Обычно в словаре отмечено, где употреблено то или иное редкое слово, фраза. Сейчас, думаю, не осталось людей, которые могут с ходу разрешить такие вопросы. Они полезут в те же словари и книги. Если некоторые думают, что одно греческое слово можно заменить другим и никто этого не заметит, они ошибаются.
Именно с таким случаем я встретился, когда одно слово оказалось подтасовано для стройности хода мысли.
– Перевод пьесы Аристофана «Облака», сделанный Адрианом Пиотровским, вышел под вашей редакцией. Сильно ли вы его переделали?
– Нет. Может, внес именно редакторские замечания, очень несущественные. Как можно насиловать чужой текст? В редакции решили, что нельзя печатать все переводы Пиотровского, чье имя не разрешалось упоминать. Брали какие-то старые переводы, топорные, наверное, гимназических греков. Издатели были стеснены в деньгах, не могли заказывать новый, а за перевод под редакцией платили копейки. А я, ничего не говоря, взял и перевел «Ахарнян» и «Птиц» Аристофана. Они были в тех гимназических переводах. И отнес редактору Рае Померанцевой в Гослитиздат. Там их тогда и напечатали.
– На вашем пути больше встречались хорошие редакторы? Или разные?

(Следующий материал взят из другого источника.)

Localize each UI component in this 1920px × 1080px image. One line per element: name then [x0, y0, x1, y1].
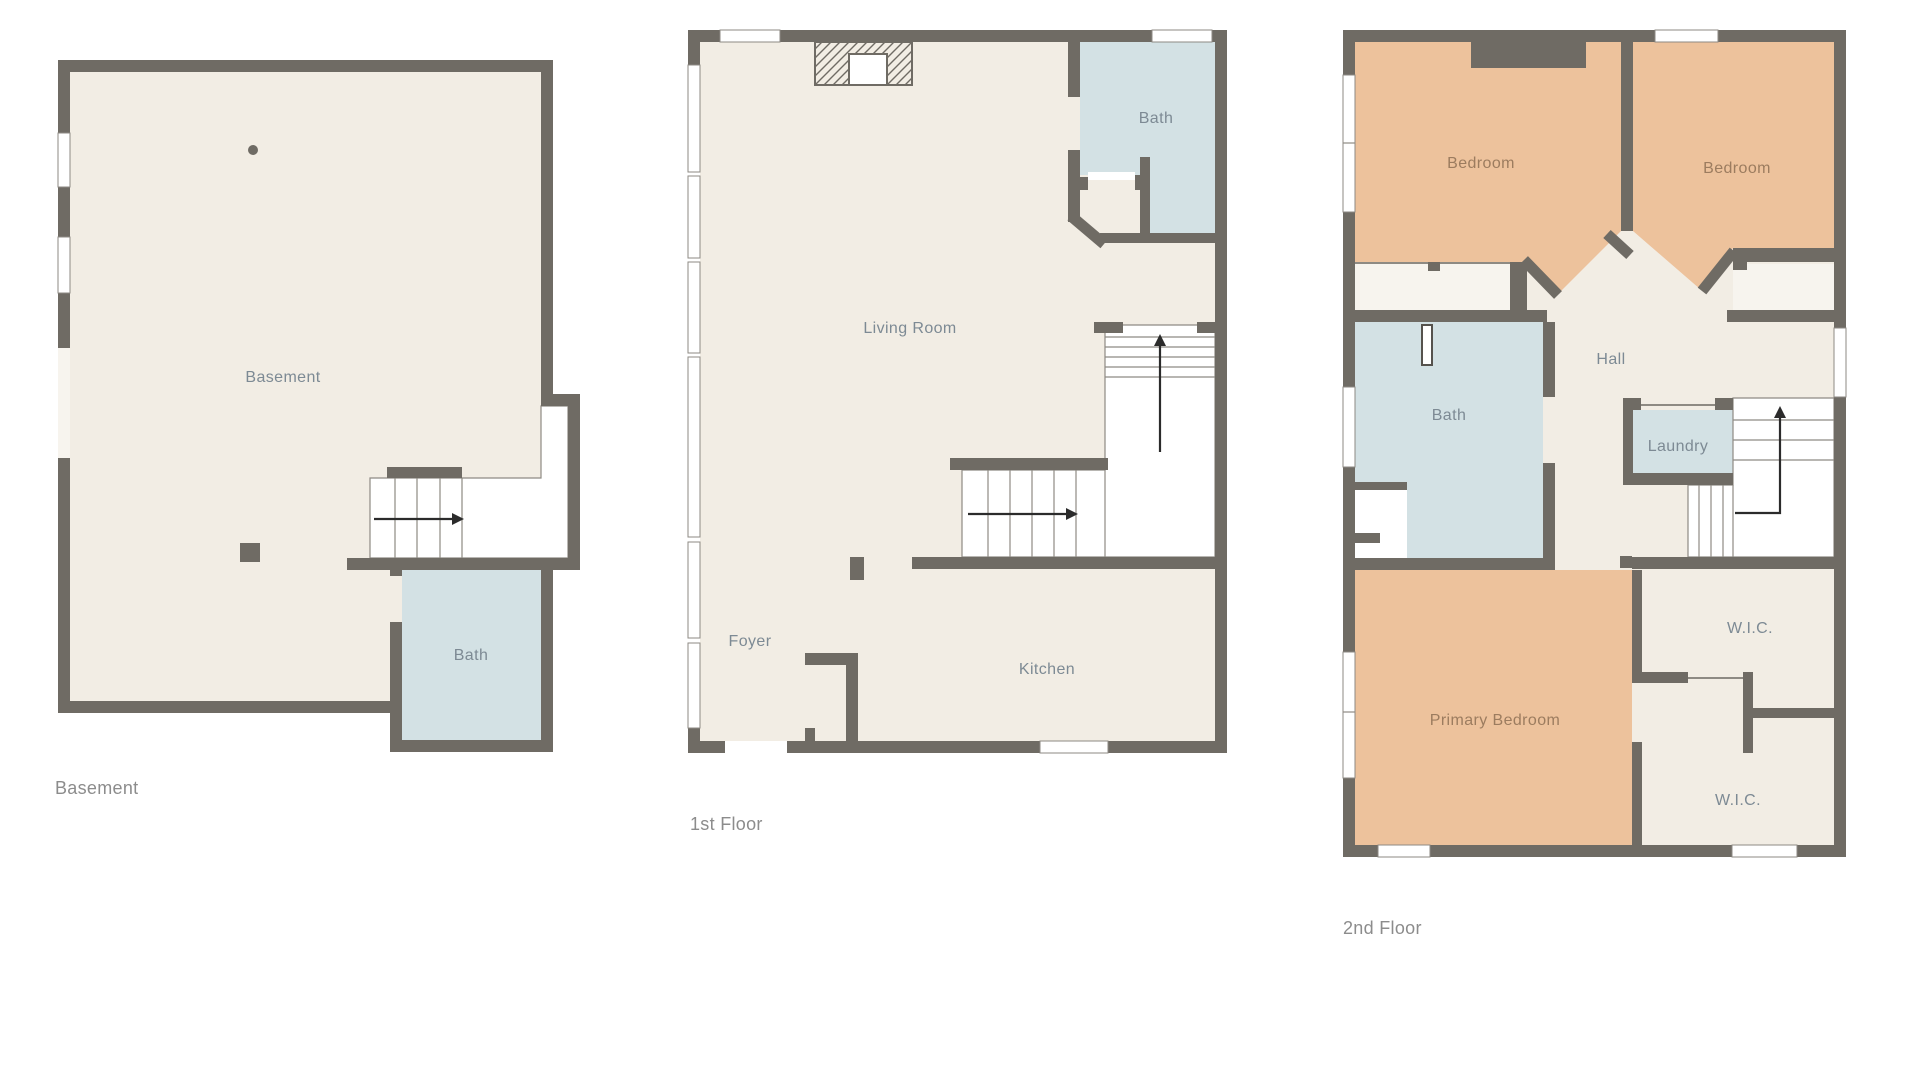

– Вспоминаются разные, даже комичные случаи. Так, мой перевод с немецкого в издательстве «Искусство» редактировали случайные люди. Конечно, были и хорошие редакторы: с первыми моими греческими переводами работал Сима Маркиш, с «Иосифом» – Ошеров, Вера Максимовна Топер была общим консультантом тома Брехта. В Гослитиздате работала Рая Померанцева, по специальности англист, она не знала греческого, но хорошо чувствовала текст. Были ужасные курьезы, но эти люди умерли, запечатлевать их курьезы не хочется. У них наверняка были свои достоинства. Одна редакторша переводов с немецкого что-нибудь доказывала, заглянув в словарь и ссылаясь на первое значение слова. Как будто я не знал этого первого значения!..
– Напечатаны ваши воспоминания о Вере Пановой, Борисе Слуцком, классическом отделении филфака МГУ. Почему именно о них?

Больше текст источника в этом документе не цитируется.